FIG. 2 very schematically shows an initialization flowchart of one or several communications by a read/write terminal of the type to which the present invention applies.
As soon as it is powered on and in operation, a transponder read/write terminal 1 begins (block 20, ST), after a starting, set, and test phase, a stand-by procedure during which it waits for a communication with at least one transponder to be established. This procedure essentially consists of periodically sending (block 21) a request sequence (REQ) to the possible transponder(s) present in the terminal's field. After each sending of an interrogation request 21, the reader monitors (block 22) the reception by its demodulator of an acknowledgement message (ATQ) coming from a transponder having entered its field. In the absence of an acknowledgement, the reader loops on the sending of a request 21. When it receives an acknowledgement ATQ, it then switches to a mode of checking whether the transponder really is a transponder intended for it, as well as to a possible anti-collision mode (block 23) to individualize several transponders in the field. Indeed, as a response to an interrogation request by a terminal, if several transponders are present in the field thereof, they may respond at the same time or with a sufficiently low time interval to make the result of the demodulation by the reader unexploitable. Said reader must then either select a transponder with which it wishes to communicate, or assign different channels to the different transponders.
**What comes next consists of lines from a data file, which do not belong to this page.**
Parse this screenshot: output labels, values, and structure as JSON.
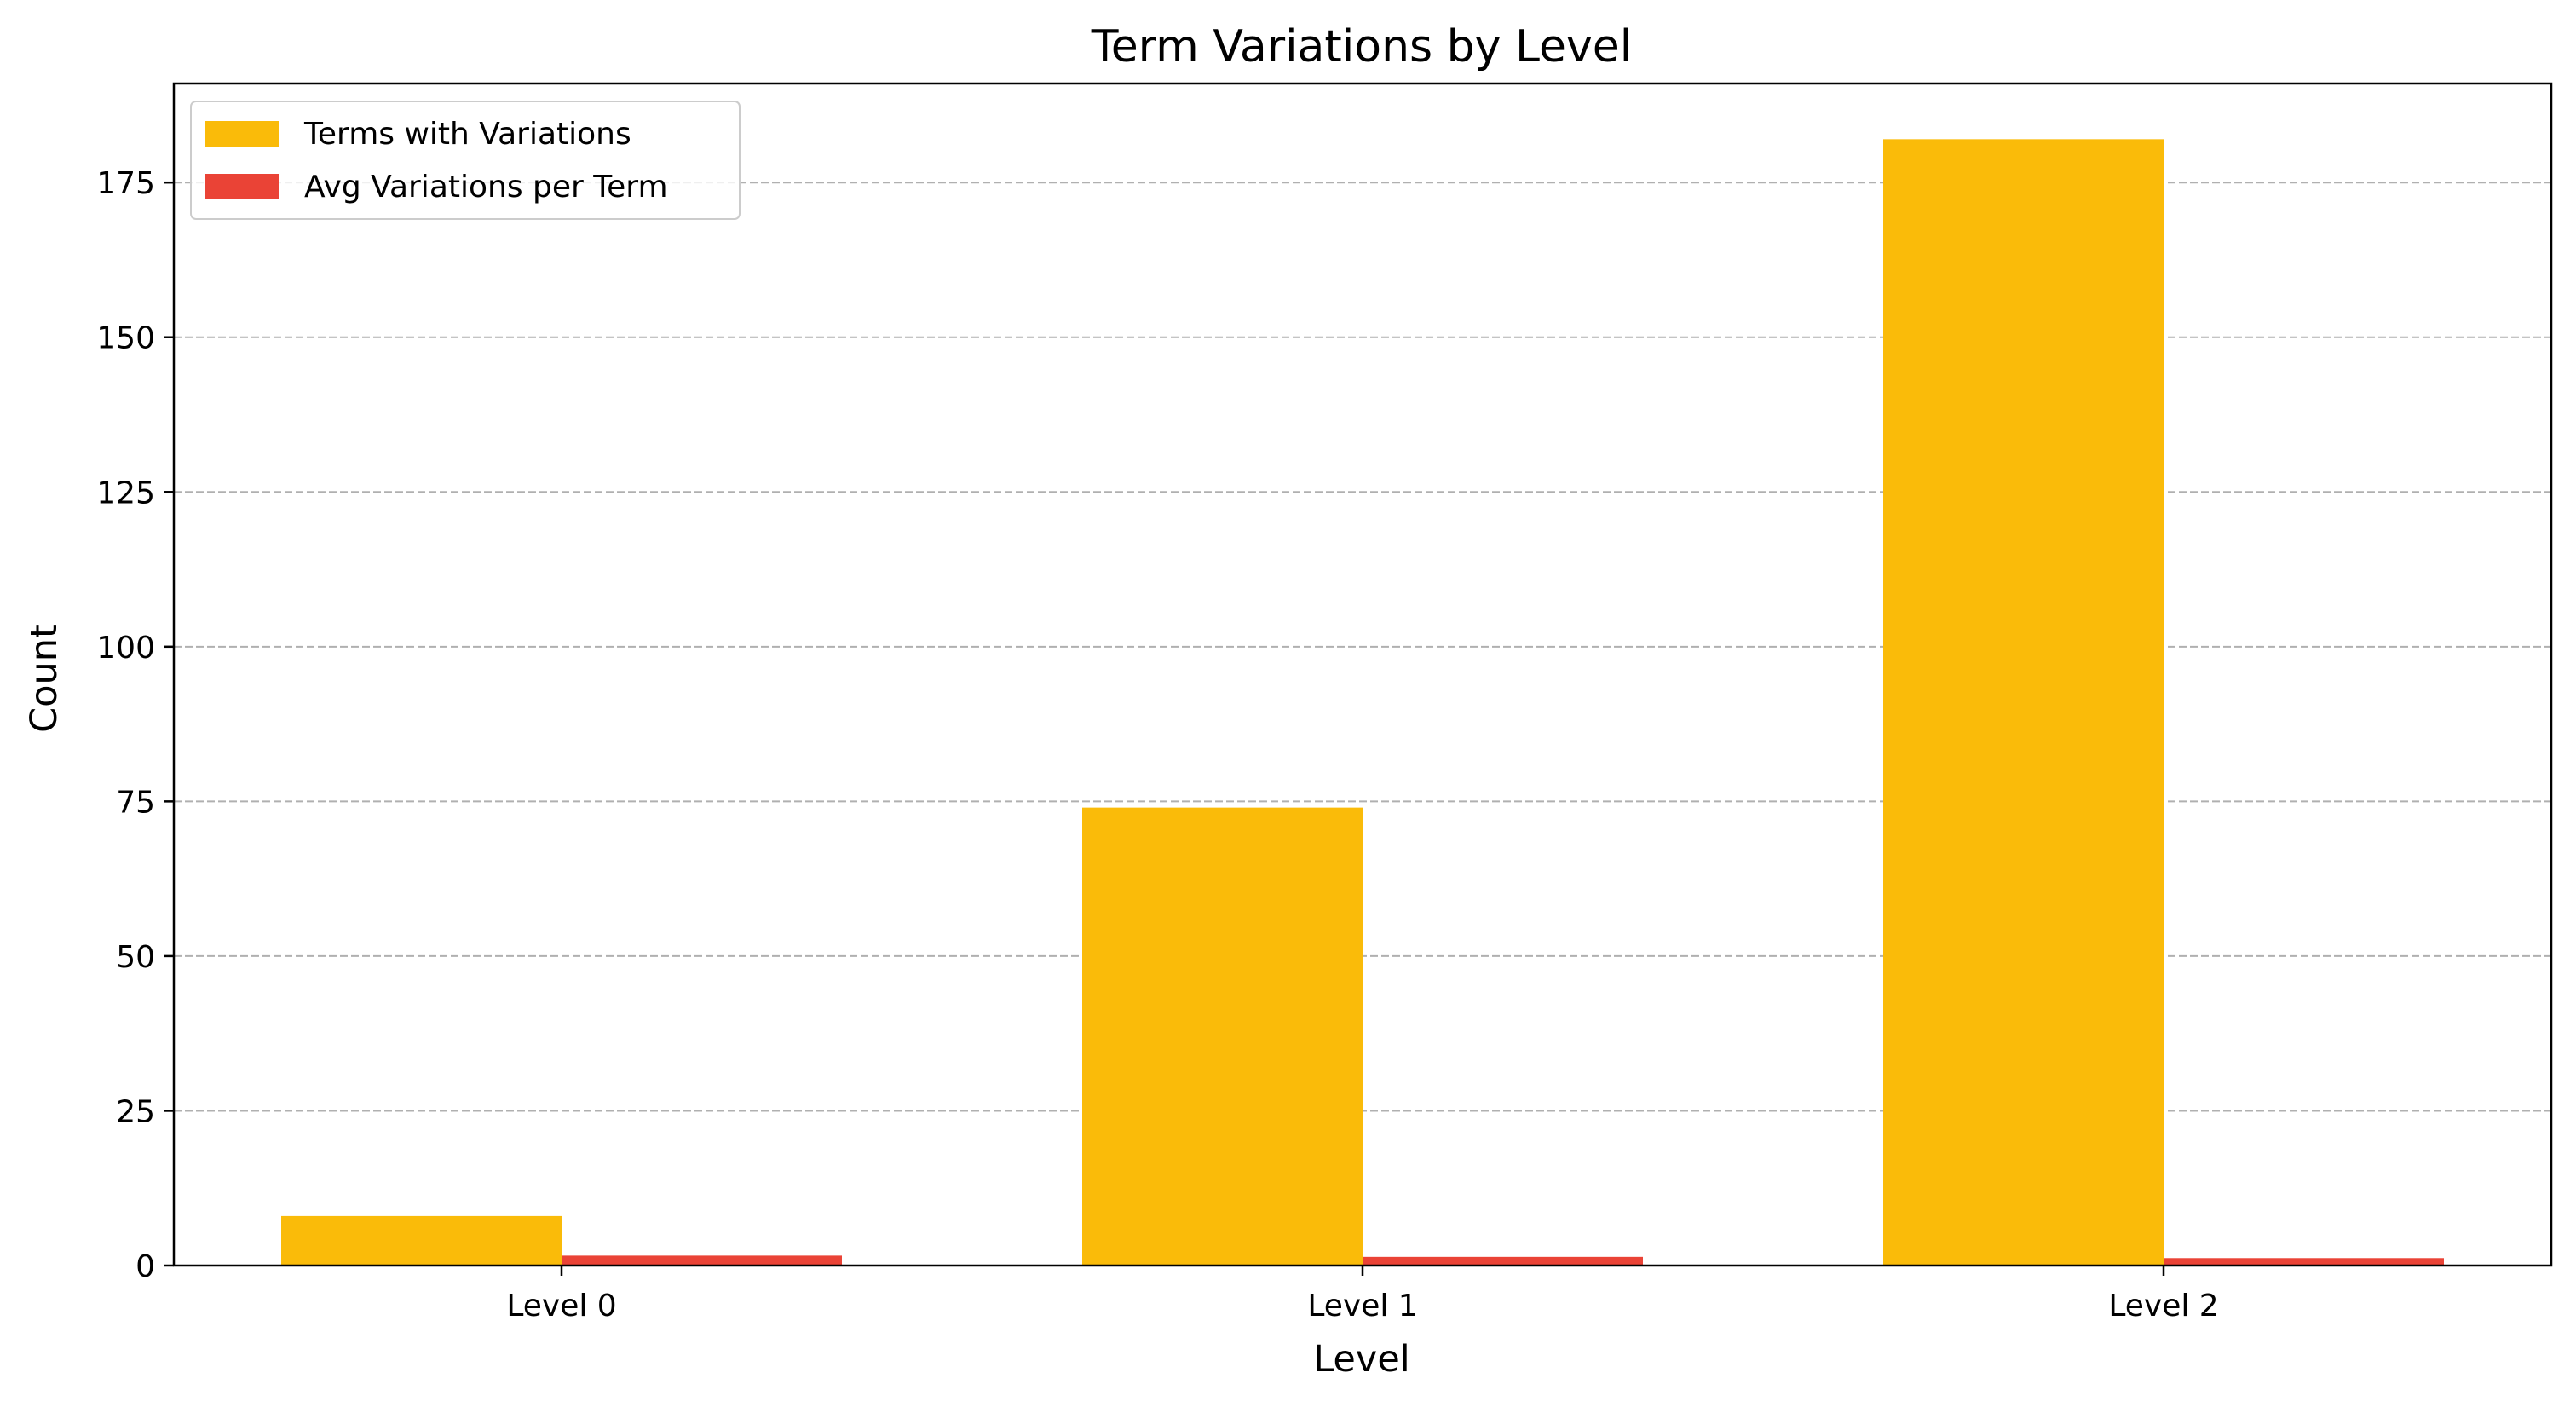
{
  "colors": {
    "series_0": "#FABB09",
    "series_1": "#EA4336",
    "grid": "#b0b0b0",
    "axis": "#000000",
    "legend_border": "#cccccc"
  },
  "chart_data": {
    "type": "bar",
    "title": "Term Variations by Level",
    "xlabel": "Level",
    "ylabel": "Count",
    "categories": [
      "Level 0",
      "Level 1",
      "Level 2"
    ],
    "series": [
      {
        "name": "Terms with Variations",
        "values": [
          8,
          74,
          182
        ]
      },
      {
        "name": "Avg Variations per Term",
        "values": [
          1.6,
          1.4,
          1.2
        ]
      }
    ],
    "ylim": [
      0,
      191
    ],
    "yticks": [
      0,
      25,
      50,
      75,
      100,
      125,
      150,
      175
    ],
    "grid": "y-dashed",
    "legend_position": "top-left"
  }
}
A communication only starts when the initialization and anti-collision process illustrated in FIG. 2 is over (block 25, E), that is, when the reader has detected (block 24) that it has identified all the transponders present in its field. As long as all transponders have not been identified, it starts the sending of interrogation requests. If a transponder has been properly identified, it is placed in a state where it no longer acknowledges the interrogation requests to avoid interfering with the detection of the other possible transponders.
An initialization and anti-collision process of the type briefly described hereabove in relation with FIG. 2 is known. Illustrations of conventional methods are for example to be found in French patent applications No. 2,760,280 and 2,773,627, which are incorporated herein by reference.
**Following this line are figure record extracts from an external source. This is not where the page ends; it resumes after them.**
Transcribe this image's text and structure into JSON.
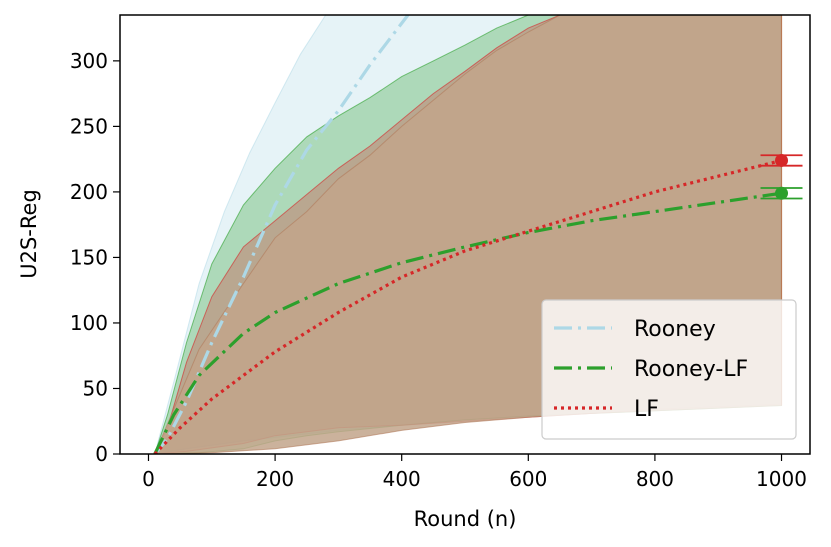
{
  "chart_data": {
    "type": "line",
    "title": "",
    "xlabel": "Round (n)",
    "ylabel": "U2S-Reg",
    "xlim": [
      -45,
      1045
    ],
    "ylim": [
      0,
      335
    ],
    "xticks": [
      0,
      200,
      400,
      600,
      800,
      1000
    ],
    "yticks": [
      0,
      50,
      100,
      150,
      200,
      250,
      300
    ],
    "grid": false,
    "legend_position": "lower-right",
    "series": [
      {
        "name": "Rooney",
        "color": "#add8e6",
        "linestyle": "dashdot",
        "points": [
          [
            10,
            0
          ],
          [
            30,
            12
          ],
          [
            60,
            40
          ],
          [
            100,
            85
          ],
          [
            150,
            135
          ],
          [
            200,
            190
          ],
          [
            250,
            232
          ],
          [
            300,
            262
          ],
          [
            350,
            297
          ],
          [
            410,
            335
          ]
        ],
        "band_upper": [
          [
            10,
            0
          ],
          [
            40,
            55
          ],
          [
            80,
            130
          ],
          [
            120,
            185
          ],
          [
            160,
            230
          ],
          [
            200,
            268
          ],
          [
            240,
            305
          ],
          [
            280,
            335
          ],
          [
            1000,
            335
          ]
        ],
        "band_lower": [
          [
            10,
            0
          ],
          [
            60,
            4
          ],
          [
            150,
            10
          ],
          [
            300,
            18
          ],
          [
            500,
            26
          ],
          [
            700,
            31
          ],
          [
            900,
            35
          ],
          [
            1000,
            38
          ]
        ]
      },
      {
        "name": "Rooney-LF",
        "color": "#2ca02c",
        "linestyle": "dashdot",
        "points": [
          [
            10,
            0
          ],
          [
            40,
            30
          ],
          [
            80,
            60
          ],
          [
            150,
            92
          ],
          [
            200,
            108
          ],
          [
            300,
            130
          ],
          [
            400,
            146
          ],
          [
            500,
            158
          ],
          [
            600,
            169
          ],
          [
            700,
            178
          ],
          [
            800,
            185
          ],
          [
            900,
            192
          ],
          [
            1000,
            199
          ]
        ],
        "band_upper": [
          [
            10,
            0
          ],
          [
            30,
            30
          ],
          [
            60,
            85
          ],
          [
            100,
            145
          ],
          [
            150,
            190
          ],
          [
            200,
            218
          ],
          [
            250,
            242
          ],
          [
            300,
            258
          ],
          [
            350,
            272
          ],
          [
            400,
            288
          ],
          [
            450,
            300
          ],
          [
            500,
            312
          ],
          [
            550,
            325
          ],
          [
            600,
            335
          ],
          [
            1000,
            335
          ]
        ],
        "band_lower": [
          [
            10,
            0
          ],
          [
            80,
            1
          ],
          [
            150,
            4
          ],
          [
            200,
            10
          ],
          [
            250,
            14
          ],
          [
            300,
            17
          ],
          [
            400,
            22
          ],
          [
            500,
            26
          ],
          [
            600,
            29
          ],
          [
            700,
            31
          ],
          [
            800,
            33
          ],
          [
            900,
            35
          ],
          [
            1000,
            37
          ]
        ],
        "endpoint": {
          "x": 1000,
          "y": 199,
          "err": 4
        }
      },
      {
        "name": "LF",
        "color": "#d62728",
        "linestyle": "dotted",
        "points": [
          [
            10,
            0
          ],
          [
            50,
            20
          ],
          [
            100,
            42
          ],
          [
            200,
            78
          ],
          [
            300,
            108
          ],
          [
            400,
            135
          ],
          [
            500,
            155
          ],
          [
            600,
            170
          ],
          [
            700,
            185
          ],
          [
            800,
            200
          ],
          [
            900,
            212
          ],
          [
            1000,
            224
          ]
        ],
        "band_upper": [
          [
            10,
            0
          ],
          [
            30,
            20
          ],
          [
            60,
            70
          ],
          [
            100,
            120
          ],
          [
            150,
            158
          ],
          [
            200,
            178
          ],
          [
            250,
            198
          ],
          [
            300,
            218
          ],
          [
            350,
            235
          ],
          [
            400,
            255
          ],
          [
            450,
            275
          ],
          [
            500,
            292
          ],
          [
            550,
            310
          ],
          [
            600,
            325
          ],
          [
            650,
            335
          ],
          [
            1000,
            335
          ]
        ],
        "band_lower": [
          [
            10,
            0
          ],
          [
            60,
            2
          ],
          [
            150,
            8
          ],
          [
            200,
            14
          ],
          [
            250,
            17
          ],
          [
            300,
            20
          ],
          [
            400,
            22
          ],
          [
            500,
            25
          ],
          [
            600,
            28
          ],
          [
            700,
            31
          ],
          [
            800,
            34
          ],
          [
            900,
            36
          ],
          [
            1000,
            38
          ]
        ],
        "endpoint": {
          "x": 1000,
          "y": 224,
          "err": 4
        }
      }
    ],
    "overlap_band": {
      "color": "#c2a58b",
      "upper": [
        [
          10,
          0
        ],
        [
          80,
          80
        ],
        [
          150,
          130
        ],
        [
          200,
          165
        ],
        [
          250,
          185
        ],
        [
          300,
          210
        ],
        [
          350,
          228
        ],
        [
          400,
          250
        ],
        [
          450,
          270
        ],
        [
          500,
          290
        ],
        [
          550,
          308
        ],
        [
          600,
          322
        ],
        [
          650,
          335
        ],
        [
          1000,
          335
        ]
      ],
      "lower": [
        [
          10,
          0
        ],
        [
          100,
          1
        ],
        [
          200,
          4
        ],
        [
          300,
          10
        ],
        [
          400,
          18
        ],
        [
          500,
          24
        ],
        [
          600,
          28
        ],
        [
          700,
          31
        ],
        [
          800,
          33
        ],
        [
          900,
          35
        ],
        [
          1000,
          37
        ]
      ]
    }
  }
}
The implementation of the method illustrated in FIG. 2 is most often performed by determining a maximum number of cards likely to be present in the reader's field. As described, in particular, in French patent application No2,760,280, this number can be modified by the reader according to the results of exploitation of the anti-collision process (block 23) to increase the detection probabilities and reduce the duration of the initialization process.
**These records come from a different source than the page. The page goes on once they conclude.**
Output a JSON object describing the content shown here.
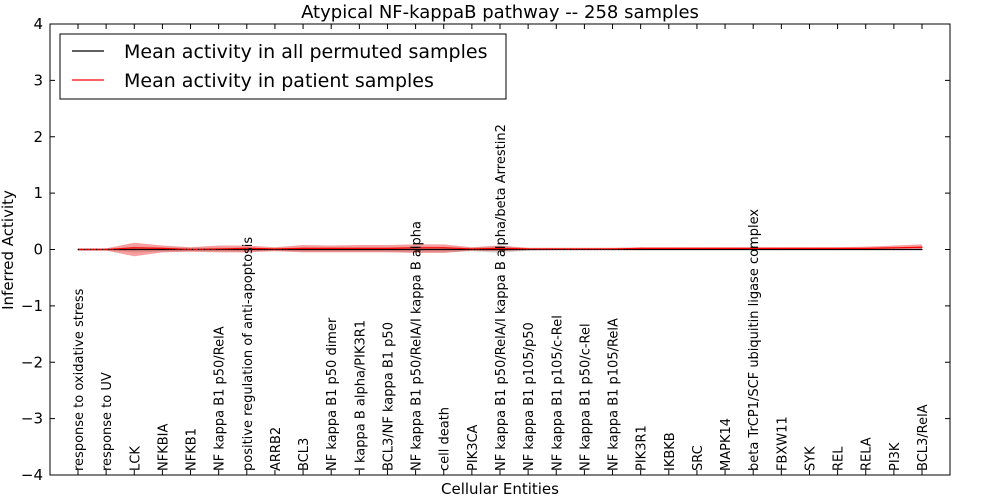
{
  "chart_data": {
    "type": "line",
    "title": "Atypical NF-kappaB pathway -- 258 samples",
    "xlabel": "Cellular Entities",
    "ylabel": "Inferred Activity",
    "ylim": [
      -4,
      4
    ],
    "yticks": [
      -4,
      -3,
      -2,
      -1,
      0,
      1,
      2,
      3,
      4
    ],
    "ytick_labels": [
      "−4",
      "−3",
      "−2",
      "−1",
      "0",
      "1",
      "2",
      "3",
      "4"
    ],
    "legend_position": "top-left",
    "categories": [
      "response to oxidative stress",
      "response to UV",
      "LCK",
      "NFKBIA",
      "NFKB1",
      "NF kappa B1 p50/RelA",
      "positive regulation of anti-apoptosis",
      "ARRB2",
      "BCL3",
      "NF kappa B1 p50 dimer",
      "I kappa B alpha/PIK3R1",
      "BCL3/NF kappa B1 p50",
      "NF kappa B1 p50/RelA/I kappa B alpha",
      "cell death",
      "PIK3CA",
      "NF kappa B1 p50/RelA/I kappa B alpha/beta Arrestin2",
      "NF kappa B1 p105/p50",
      "NF kappa B1 p105/c-Rel",
      "NF kappa B1 p50/c-Rel",
      "NF kappa B1 p105/RelA",
      "PIK3R1",
      "IKBKB",
      "SRC",
      "MAPK14",
      "beta TrCP1/SCF ubiquitin ligase complex",
      "FBXW11",
      "SYK",
      "REL",
      "RELA",
      "PI3K",
      "BCL3/RelA"
    ],
    "series": [
      {
        "name": "Mean activity in all permuted samples",
        "color": "#000000",
        "values": [
          0,
          0,
          0,
          0,
          0,
          0,
          0,
          0,
          0,
          0,
          0,
          0,
          0,
          0,
          0,
          0,
          0,
          0,
          0,
          0,
          0,
          0,
          0,
          0,
          0,
          0,
          0,
          0,
          0,
          0,
          0
        ],
        "band_lower": [
          -0.01,
          -0.01,
          -0.05,
          -0.04,
          -0.03,
          -0.03,
          -0.04,
          -0.02,
          -0.04,
          -0.04,
          -0.04,
          -0.04,
          -0.05,
          -0.05,
          -0.03,
          -0.06,
          -0.02,
          -0.01,
          -0.01,
          -0.01,
          -0.01,
          -0.01,
          -0.01,
          -0.01,
          -0.01,
          -0.01,
          -0.01,
          -0.01,
          -0.01,
          -0.01,
          -0.01
        ],
        "band_upper": [
          0.01,
          0.01,
          0.05,
          0.04,
          0.03,
          0.03,
          0.04,
          0.02,
          0.04,
          0.04,
          0.04,
          0.04,
          0.05,
          0.05,
          0.03,
          0.06,
          0.02,
          0.01,
          0.01,
          0.01,
          0.01,
          0.01,
          0.01,
          0.01,
          0.01,
          0.01,
          0.01,
          0.01,
          0.01,
          0.01,
          0.01
        ]
      },
      {
        "name": "Mean activity in patient samples",
        "color": "#ff0000",
        "values": [
          0.0,
          0.0,
          0.03,
          0.02,
          0.0,
          0.01,
          0.02,
          0.01,
          0.02,
          0.02,
          0.02,
          0.02,
          0.03,
          0.03,
          0.01,
          0.02,
          0.01,
          0.01,
          0.01,
          0.01,
          0.02,
          0.02,
          0.02,
          0.02,
          0.02,
          0.02,
          0.02,
          0.02,
          0.02,
          0.03,
          0.04
        ],
        "band_lower": [
          -0.02,
          -0.02,
          -0.12,
          -0.05,
          -0.04,
          -0.05,
          -0.05,
          -0.03,
          -0.05,
          -0.05,
          -0.05,
          -0.05,
          -0.06,
          -0.06,
          -0.02,
          -0.03,
          -0.01,
          -0.01,
          -0.01,
          -0.01,
          -0.01,
          -0.01,
          -0.01,
          -0.01,
          -0.01,
          -0.01,
          -0.01,
          -0.01,
          -0.01,
          -0.01,
          -0.01
        ],
        "band_upper": [
          0.02,
          0.02,
          0.12,
          0.07,
          0.04,
          0.07,
          0.07,
          0.04,
          0.08,
          0.07,
          0.08,
          0.08,
          0.09,
          0.09,
          0.04,
          0.07,
          0.03,
          0.03,
          0.03,
          0.03,
          0.04,
          0.04,
          0.04,
          0.04,
          0.04,
          0.04,
          0.04,
          0.04,
          0.05,
          0.07,
          0.09
        ]
      }
    ]
  }
}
Indeed, the duration preceding the establishing of a communication between a read/write terminal and one or several transponders is a critical parameter in the use of such transponder systems. A transponder is often formed by a badge or by a contactless card handled by a user. If said user does not obtain an almost immediate communication with the reader, he will have a tendency to modify the position of his card or to believe that the system does not operate. It is considered that beyond a period of 100 milliseconds, the duration of establishment of a communication for a reliable operation with a transponder is too high.
Now, as discussed hereabove, this duration depends on the number of recognition loops to be performed by the reader before the communication is established to determine the number of transponders present in its field. This number of loops essentially depends on the number of transponders to be isolated.
Up to now, this number can only be determined by implementing statistic computations and probability algorithms tending to minimize the number of loops along the transponder detection.